The result of Gaussian elimination with partial pivoting is recorded as \(\mathbf{P}\bA = \bL\bU\), where \(\bP\) is a permutation matrix that tracks the row swaps.

Remark

(Permutation matrices) Multiplying by \(\bP\) reorders rows. Permutation matrices are orthogonal: \(\bP^{-1}=\bP^T\). Applying a permutation is cheap because no arithmetic is required; the code only reorders indices.

Remark

(Stability and Growth Factor) The numerical stability of LUP is characterized by the growth factor \(\rho = \max|u_{ij}| / \max|a_{ij}|\). If \(\rho\) is large, the solution may be inaccurate. Partial pivoting keeps \(\rho\) small in practice (typically \(O(n)\)), ensuring the algorithm is backward stable. While the theoretical worst-case growth is \(2^{n-1}\), such matrices are rarely encountered in engineering applications.

Exercise

Give a \(2 \times 2\) matrix where LU fails (due to a zero or small pivot) but LUP succeeds.
Why is \(\bP^{-1}\) trivial to compute for any permutation matrix? (Hint: consider \(\bP^T\)).
Complete pivoting (swapping both rows and columns) provides even stronger stability guarantees but is rarely used. Why? (Consider the trade-off between search cost and marginal stability gain).

10.3 Algorithm Cost Analysis

Understanding the computational cost is vital for choosing the right solver for large-scale engineering problems. The bulk of the work is in the factorization step.

There are two separate costs:

Factorization cost: Build \(\bL\) and \(\bU\) once. This costs \(O(n^3)\).
Solve cost: Use the factors for a specific \(\bb\). This costs \(O(n^2)\).

This distinction is the reason factorizations are valuable.

Remark

(Total Cost for \(k\) Right-Hand Sides) For a system with \(n\) unknowns and \(k\) different right-hand side vectors \(\bb\), the total cost is: \[ \begin{align} \text{Cost} = \frac{2}{3}n^3 + 2kn^2 \text{ flops}. \end{align} \] When \(k\) is large, the \(O(n^3)\) cost of factorization is amortized over many \(O(n^2)\) solves. For example, solving for 500 \(\bb\)’s for \(n=1000\) using one factorization is significantly faster than re-factorizing for each new \(\bb\).

Proof

Forward substitution solves \(\bL\by = \bb\) where \(\ell_{ii} = 1\).

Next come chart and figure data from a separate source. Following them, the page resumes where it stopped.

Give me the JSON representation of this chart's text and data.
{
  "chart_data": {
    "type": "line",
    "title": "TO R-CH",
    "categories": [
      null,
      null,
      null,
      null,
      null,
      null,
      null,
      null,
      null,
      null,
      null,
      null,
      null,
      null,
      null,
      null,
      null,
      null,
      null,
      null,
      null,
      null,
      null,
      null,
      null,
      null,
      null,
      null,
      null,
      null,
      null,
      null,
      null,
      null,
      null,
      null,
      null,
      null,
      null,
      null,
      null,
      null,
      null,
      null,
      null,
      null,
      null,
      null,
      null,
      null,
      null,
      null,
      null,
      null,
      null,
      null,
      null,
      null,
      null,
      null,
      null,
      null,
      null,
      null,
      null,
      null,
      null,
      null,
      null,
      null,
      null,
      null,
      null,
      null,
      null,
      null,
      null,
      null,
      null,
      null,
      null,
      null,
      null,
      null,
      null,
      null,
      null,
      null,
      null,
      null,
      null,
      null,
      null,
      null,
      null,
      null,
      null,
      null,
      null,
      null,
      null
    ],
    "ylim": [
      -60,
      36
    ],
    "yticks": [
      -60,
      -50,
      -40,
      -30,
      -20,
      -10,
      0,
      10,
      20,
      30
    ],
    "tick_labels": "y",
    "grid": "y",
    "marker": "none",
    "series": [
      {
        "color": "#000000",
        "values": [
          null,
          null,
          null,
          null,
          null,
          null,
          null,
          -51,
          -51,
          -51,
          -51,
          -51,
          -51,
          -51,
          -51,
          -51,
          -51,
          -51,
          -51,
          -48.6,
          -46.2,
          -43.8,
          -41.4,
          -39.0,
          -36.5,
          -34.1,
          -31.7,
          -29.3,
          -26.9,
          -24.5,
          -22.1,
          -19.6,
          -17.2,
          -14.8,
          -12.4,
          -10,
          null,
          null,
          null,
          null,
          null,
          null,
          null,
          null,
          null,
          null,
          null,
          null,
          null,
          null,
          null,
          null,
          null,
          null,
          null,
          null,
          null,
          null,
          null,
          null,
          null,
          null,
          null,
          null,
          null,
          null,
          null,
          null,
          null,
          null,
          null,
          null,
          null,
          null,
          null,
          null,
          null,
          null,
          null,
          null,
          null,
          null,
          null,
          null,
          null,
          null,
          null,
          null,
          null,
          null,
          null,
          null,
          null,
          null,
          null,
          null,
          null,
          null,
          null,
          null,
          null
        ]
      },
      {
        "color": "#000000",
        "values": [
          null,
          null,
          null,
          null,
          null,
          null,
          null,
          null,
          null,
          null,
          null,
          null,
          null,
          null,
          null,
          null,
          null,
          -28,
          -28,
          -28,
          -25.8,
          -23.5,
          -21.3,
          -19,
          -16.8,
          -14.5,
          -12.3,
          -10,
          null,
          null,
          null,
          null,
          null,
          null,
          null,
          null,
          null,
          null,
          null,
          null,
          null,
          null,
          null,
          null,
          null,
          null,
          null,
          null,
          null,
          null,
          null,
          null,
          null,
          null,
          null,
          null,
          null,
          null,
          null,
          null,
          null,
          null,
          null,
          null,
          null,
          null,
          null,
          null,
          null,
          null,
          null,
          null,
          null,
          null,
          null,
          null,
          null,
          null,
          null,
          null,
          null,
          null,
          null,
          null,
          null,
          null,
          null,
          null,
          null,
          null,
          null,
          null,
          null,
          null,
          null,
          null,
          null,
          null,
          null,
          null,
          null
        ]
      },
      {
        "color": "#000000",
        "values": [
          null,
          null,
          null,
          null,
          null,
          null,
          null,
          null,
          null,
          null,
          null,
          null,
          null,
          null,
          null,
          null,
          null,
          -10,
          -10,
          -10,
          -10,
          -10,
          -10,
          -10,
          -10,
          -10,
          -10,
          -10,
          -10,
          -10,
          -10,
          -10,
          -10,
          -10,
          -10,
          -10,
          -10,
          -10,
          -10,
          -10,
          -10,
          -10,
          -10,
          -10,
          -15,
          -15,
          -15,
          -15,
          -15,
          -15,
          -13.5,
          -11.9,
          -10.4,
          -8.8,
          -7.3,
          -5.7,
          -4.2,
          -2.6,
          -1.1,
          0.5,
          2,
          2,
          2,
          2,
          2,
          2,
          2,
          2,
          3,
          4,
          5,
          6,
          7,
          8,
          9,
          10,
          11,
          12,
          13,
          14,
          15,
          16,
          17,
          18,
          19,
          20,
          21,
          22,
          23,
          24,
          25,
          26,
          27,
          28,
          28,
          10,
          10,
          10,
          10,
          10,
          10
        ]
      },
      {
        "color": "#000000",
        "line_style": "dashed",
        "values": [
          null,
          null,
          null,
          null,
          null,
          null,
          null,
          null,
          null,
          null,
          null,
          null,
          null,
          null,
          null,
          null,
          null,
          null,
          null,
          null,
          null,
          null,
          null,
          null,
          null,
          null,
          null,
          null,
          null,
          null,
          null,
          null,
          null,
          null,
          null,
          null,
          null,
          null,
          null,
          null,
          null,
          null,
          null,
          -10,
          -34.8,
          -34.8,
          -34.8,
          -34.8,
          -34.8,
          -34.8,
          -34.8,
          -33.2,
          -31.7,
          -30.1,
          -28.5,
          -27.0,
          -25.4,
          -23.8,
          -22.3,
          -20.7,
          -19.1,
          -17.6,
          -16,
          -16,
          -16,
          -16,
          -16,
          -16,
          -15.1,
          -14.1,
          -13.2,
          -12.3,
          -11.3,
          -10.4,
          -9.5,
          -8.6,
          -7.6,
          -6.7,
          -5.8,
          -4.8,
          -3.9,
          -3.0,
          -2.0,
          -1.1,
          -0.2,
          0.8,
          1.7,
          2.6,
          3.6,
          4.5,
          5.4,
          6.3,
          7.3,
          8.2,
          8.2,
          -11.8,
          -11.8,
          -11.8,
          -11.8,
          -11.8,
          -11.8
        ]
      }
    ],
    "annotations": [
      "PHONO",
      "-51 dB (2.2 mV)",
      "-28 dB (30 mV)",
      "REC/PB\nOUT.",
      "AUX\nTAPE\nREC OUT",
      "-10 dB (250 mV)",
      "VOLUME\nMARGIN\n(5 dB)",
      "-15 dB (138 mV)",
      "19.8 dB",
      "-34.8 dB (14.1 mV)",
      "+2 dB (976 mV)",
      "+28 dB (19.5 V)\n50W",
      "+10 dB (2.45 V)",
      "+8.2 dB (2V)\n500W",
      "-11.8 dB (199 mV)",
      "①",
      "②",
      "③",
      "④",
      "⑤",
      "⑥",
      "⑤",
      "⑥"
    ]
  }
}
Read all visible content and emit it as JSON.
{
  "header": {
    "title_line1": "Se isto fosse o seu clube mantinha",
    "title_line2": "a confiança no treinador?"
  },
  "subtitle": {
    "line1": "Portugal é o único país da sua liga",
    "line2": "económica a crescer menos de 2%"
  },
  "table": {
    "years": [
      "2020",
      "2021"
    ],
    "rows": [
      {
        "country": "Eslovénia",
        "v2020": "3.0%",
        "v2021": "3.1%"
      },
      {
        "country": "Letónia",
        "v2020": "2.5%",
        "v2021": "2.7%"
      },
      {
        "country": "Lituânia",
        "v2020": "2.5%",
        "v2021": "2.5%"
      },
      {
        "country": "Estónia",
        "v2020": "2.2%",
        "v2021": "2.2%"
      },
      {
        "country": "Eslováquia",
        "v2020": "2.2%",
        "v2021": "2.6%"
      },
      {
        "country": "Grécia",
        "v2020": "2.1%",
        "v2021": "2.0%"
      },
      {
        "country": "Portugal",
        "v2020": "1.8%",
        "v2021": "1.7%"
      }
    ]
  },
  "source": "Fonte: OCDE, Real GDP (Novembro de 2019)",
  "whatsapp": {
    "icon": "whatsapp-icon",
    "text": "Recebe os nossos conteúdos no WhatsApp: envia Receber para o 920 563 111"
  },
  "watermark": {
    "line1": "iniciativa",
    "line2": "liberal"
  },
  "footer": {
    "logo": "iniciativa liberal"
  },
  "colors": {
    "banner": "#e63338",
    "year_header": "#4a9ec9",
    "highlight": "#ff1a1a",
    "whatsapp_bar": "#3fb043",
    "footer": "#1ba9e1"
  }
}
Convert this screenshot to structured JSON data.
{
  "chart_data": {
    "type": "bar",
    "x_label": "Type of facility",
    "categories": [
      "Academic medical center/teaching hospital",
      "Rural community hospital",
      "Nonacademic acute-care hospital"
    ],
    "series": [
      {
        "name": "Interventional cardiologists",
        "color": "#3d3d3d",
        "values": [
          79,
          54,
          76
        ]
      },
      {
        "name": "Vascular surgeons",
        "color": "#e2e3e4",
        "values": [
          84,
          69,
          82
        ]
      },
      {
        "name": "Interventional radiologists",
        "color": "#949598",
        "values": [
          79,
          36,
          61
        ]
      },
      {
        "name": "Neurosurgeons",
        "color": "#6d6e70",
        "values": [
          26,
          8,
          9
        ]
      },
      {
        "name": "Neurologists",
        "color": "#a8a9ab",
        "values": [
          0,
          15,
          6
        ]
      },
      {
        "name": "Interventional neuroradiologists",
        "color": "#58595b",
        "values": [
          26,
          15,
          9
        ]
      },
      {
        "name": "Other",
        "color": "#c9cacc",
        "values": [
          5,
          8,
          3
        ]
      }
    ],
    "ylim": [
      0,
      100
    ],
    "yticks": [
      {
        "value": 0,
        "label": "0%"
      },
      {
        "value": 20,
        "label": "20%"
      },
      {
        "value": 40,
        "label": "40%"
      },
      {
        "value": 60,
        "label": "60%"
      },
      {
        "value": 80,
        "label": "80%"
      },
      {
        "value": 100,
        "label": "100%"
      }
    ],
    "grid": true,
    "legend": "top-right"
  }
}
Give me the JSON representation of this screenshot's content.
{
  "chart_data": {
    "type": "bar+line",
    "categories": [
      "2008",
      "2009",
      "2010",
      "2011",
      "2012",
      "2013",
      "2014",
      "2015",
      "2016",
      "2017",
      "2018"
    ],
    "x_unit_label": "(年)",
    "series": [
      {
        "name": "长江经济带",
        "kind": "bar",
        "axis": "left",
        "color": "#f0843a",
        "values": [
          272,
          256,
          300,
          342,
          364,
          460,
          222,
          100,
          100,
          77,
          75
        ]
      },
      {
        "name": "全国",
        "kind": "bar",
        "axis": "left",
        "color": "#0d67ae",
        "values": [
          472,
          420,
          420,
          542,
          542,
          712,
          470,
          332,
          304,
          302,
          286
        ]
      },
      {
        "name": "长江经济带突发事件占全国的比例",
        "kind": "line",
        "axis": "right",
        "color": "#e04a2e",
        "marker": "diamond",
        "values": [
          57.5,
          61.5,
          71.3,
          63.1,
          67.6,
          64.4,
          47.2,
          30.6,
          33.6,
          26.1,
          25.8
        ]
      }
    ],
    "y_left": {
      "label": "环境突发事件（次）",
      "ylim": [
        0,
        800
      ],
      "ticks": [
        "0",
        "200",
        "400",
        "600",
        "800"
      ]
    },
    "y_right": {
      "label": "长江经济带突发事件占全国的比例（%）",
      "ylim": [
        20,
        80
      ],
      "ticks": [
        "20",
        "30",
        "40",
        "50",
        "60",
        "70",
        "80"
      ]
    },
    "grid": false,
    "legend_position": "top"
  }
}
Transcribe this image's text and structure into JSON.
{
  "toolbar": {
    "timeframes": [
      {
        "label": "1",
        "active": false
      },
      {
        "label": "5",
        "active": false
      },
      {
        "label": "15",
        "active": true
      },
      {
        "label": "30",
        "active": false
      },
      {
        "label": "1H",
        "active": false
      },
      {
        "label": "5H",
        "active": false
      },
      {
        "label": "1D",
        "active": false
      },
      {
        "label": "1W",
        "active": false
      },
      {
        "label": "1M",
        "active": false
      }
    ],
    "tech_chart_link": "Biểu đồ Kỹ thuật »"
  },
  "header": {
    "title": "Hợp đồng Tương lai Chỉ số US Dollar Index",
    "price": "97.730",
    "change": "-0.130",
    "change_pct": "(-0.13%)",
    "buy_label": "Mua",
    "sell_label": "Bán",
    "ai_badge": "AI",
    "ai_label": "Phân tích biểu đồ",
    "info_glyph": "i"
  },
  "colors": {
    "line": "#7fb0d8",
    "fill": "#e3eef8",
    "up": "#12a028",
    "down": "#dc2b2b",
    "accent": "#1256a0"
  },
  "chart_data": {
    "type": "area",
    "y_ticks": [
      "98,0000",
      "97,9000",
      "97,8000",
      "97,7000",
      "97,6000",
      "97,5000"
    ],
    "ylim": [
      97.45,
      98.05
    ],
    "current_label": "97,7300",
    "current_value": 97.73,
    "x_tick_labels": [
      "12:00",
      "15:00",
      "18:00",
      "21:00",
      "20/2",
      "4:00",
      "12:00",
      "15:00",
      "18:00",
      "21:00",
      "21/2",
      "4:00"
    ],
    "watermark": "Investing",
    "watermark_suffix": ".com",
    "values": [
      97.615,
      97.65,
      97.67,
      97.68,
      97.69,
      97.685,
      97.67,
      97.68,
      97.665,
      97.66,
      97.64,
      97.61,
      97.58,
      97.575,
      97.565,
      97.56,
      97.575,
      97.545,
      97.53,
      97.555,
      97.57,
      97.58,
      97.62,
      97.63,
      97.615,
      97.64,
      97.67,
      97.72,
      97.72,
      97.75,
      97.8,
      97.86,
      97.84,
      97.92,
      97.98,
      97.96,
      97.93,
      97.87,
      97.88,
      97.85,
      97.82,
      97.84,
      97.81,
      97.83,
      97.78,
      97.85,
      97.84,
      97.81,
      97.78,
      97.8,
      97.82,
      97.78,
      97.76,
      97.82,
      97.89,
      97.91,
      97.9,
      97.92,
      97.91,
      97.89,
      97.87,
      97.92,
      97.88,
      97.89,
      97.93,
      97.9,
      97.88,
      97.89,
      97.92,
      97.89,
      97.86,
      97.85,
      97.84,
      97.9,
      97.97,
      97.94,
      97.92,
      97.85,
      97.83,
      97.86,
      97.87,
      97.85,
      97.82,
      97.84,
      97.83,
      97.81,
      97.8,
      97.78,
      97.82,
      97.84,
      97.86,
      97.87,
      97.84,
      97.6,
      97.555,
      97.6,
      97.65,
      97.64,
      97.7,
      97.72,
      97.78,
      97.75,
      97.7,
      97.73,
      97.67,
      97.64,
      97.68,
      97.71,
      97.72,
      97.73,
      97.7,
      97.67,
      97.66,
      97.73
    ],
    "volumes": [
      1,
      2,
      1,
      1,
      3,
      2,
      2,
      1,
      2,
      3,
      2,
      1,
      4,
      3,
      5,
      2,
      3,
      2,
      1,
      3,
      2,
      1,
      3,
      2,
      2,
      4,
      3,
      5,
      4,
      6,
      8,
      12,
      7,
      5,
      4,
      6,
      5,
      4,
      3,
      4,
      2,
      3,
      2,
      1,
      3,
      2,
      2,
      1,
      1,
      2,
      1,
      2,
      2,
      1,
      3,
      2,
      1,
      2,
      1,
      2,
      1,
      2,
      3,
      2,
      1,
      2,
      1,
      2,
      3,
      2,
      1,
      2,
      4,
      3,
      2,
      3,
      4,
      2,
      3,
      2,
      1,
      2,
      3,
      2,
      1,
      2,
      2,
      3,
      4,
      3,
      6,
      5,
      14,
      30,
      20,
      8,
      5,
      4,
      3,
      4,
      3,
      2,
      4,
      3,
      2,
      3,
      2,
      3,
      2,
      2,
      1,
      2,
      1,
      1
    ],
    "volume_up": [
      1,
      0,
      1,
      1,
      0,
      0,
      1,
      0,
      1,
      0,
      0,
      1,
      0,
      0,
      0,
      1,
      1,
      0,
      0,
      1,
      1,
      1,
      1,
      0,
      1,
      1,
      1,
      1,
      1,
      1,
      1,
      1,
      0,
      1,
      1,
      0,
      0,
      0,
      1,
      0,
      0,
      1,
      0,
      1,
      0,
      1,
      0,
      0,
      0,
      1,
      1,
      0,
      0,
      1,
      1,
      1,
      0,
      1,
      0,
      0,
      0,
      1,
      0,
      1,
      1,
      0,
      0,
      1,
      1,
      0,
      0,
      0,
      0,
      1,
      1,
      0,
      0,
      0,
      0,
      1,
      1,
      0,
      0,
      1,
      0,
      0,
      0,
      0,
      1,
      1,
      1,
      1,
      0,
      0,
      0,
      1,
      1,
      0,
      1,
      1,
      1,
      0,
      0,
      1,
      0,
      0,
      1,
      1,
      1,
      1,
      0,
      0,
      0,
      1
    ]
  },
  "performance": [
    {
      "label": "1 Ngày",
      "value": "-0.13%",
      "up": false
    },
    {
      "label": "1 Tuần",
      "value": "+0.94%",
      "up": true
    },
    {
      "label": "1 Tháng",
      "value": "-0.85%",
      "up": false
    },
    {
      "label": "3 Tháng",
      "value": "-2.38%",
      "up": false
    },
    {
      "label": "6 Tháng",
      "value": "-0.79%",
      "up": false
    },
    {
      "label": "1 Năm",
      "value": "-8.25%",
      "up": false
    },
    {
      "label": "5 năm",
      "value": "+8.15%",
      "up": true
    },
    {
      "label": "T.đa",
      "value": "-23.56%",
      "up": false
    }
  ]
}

The \(i\)-th entry \(y_i\) is given by: \[ \begin{align} y_i = b_i - \sum_{j=1}^{i-1} \ell_{ij} y_j. \end{align} \] Counting the floating-point operations:

For a fixed \(i\), the summation requires \(i-1\) multiplications and \(i-1\) additions/subtractions.
Total flops: \(\sum_{i=1}^n 2(i-1) = 2 \sum_{k=0}^{n-1} k = 2 \frac{(n-1)n}{2} = n^2 - n\).

For large \(n\), each triangular solve costs approximately \(n^2\) flops.

Remark

(Implementation rule) In NumPy/SciPy, use solve for one right-hand side or lu\_factor/lu\_solve when reusing a factorization. Do not form \(\bA^{-1}\) to solve a linear system.

Exercise

Sum the operations for forward substitution and show the cost is exactly \(n^2 - n\).
Use scipy.linalg.lu\_factor and lu\_solve for a system with 3 right-hand sides. Verify residuals.